When refresh_metadata plugin is used, UploadedFile#download using
Storage#download causes bad performance when UploadedFile#download is
called multiple times during metadata extraction, because in that case
the same file will be downloaded from the storage multiple times.
add_metadata :foo do |io, context|
io.download { ... } # downloaded from the storage (1st time)
end
add_metadata :bar do |io, context|
io.download { ... } # downloaded from the storage (2nd time)
end
Moreover, the download that `UploadedFile#refresh_metadata!` started at
the beginning of metadata extraction won't be reused. It will be reused
for determine_mime_type and store_dimensions plugins, but for any custom
metadata that uses UploadedFile#download (either directly or implicitly
via Shrine.with_file) a whole new download will be started.

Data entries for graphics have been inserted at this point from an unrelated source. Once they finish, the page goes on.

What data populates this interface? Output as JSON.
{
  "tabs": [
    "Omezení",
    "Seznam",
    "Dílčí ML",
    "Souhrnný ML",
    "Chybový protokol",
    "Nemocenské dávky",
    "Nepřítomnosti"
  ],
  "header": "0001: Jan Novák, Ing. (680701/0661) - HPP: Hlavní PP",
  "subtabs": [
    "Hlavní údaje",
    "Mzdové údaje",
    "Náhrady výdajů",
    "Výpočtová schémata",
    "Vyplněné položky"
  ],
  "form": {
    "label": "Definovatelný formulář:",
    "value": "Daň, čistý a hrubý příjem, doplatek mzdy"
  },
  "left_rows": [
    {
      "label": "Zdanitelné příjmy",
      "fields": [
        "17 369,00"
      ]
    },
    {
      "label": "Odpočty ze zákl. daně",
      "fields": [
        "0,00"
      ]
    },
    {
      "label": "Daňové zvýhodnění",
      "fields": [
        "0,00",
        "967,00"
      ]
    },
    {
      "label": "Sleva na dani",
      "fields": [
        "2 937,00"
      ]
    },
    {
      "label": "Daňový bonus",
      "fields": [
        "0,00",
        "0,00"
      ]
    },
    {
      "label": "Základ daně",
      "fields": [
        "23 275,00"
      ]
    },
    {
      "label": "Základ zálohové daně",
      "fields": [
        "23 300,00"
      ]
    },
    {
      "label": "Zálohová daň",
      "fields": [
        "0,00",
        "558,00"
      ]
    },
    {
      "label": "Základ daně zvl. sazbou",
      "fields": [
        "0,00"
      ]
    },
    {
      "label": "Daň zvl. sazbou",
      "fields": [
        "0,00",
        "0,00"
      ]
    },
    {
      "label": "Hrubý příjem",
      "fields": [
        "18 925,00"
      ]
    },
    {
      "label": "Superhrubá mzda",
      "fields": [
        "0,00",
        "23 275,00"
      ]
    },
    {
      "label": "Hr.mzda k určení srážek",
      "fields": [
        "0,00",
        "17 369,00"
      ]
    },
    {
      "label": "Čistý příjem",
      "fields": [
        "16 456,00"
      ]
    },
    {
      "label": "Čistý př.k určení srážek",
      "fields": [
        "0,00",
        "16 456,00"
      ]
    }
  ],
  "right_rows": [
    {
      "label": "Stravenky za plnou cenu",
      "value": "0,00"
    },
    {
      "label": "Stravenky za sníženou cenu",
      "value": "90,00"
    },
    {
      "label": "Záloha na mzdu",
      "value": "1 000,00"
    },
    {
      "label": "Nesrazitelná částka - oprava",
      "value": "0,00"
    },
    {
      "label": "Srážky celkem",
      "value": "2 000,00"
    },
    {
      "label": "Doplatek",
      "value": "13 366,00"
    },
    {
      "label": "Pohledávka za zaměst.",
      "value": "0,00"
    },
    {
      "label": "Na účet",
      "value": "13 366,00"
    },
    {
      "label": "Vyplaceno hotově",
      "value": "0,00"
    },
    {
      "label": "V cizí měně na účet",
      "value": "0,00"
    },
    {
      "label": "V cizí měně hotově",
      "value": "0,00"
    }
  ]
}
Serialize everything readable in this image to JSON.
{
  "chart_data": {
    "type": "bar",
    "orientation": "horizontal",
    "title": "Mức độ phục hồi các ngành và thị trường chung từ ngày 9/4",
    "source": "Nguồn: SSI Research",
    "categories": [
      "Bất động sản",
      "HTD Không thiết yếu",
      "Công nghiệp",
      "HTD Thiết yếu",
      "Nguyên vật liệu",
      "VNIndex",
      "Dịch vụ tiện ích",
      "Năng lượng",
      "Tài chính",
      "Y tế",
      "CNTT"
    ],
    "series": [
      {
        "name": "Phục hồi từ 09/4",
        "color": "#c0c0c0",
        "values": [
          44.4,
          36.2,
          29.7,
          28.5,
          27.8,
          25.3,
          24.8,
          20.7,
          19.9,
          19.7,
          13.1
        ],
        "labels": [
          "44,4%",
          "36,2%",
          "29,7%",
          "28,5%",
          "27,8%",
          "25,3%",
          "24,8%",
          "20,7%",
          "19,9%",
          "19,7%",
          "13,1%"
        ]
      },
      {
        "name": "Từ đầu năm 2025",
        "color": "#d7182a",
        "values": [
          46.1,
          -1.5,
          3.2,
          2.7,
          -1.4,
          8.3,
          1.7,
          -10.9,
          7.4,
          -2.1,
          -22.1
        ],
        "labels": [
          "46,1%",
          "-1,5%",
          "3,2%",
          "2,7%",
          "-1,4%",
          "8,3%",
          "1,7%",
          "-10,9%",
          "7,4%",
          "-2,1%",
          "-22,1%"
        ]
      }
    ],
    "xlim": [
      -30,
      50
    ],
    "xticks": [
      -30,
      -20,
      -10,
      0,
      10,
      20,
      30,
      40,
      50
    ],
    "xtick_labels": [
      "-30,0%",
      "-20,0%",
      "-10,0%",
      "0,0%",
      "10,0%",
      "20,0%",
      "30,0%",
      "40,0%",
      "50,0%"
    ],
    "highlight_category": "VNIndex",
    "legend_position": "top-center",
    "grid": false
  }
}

Storage#download existed for two reasons:
1) If Storage#open uses Down::ChunkedIO, calling UploadedFile#download
the first time on an UploadedFile object would copy the remote
content to two Tempfiles: the Tempfile that's returned and
Down::ChunkedIO's internal Tempfile. Storage#download allows storage
implementers to avoid the additional copy.
2) Some SDKs such as aws-sdk-s3 implement automatic retries only if the
download destination is a Tempfile (like in S3#download), but not if
it's a block (like in S3#open).
The 1st issue can be addressed by explicitly passing `rewindable: false`
for storages that use Down::ChunkedIO and support :rewindable. Though
it's not really a big deal anyway.
The 2nd issue should be fixed in the SDK. google-api-client already
supports resumable downloads for any download destination, and
fix for aws-sdk-s3 is in the works.
I no longer believe Storage#download provides enough benefits to keep
around. The performance issues with refresh_metadata plugin and custom
metadata are a great reason to throw it away. An added benefit is that
storages now have one less method to implement.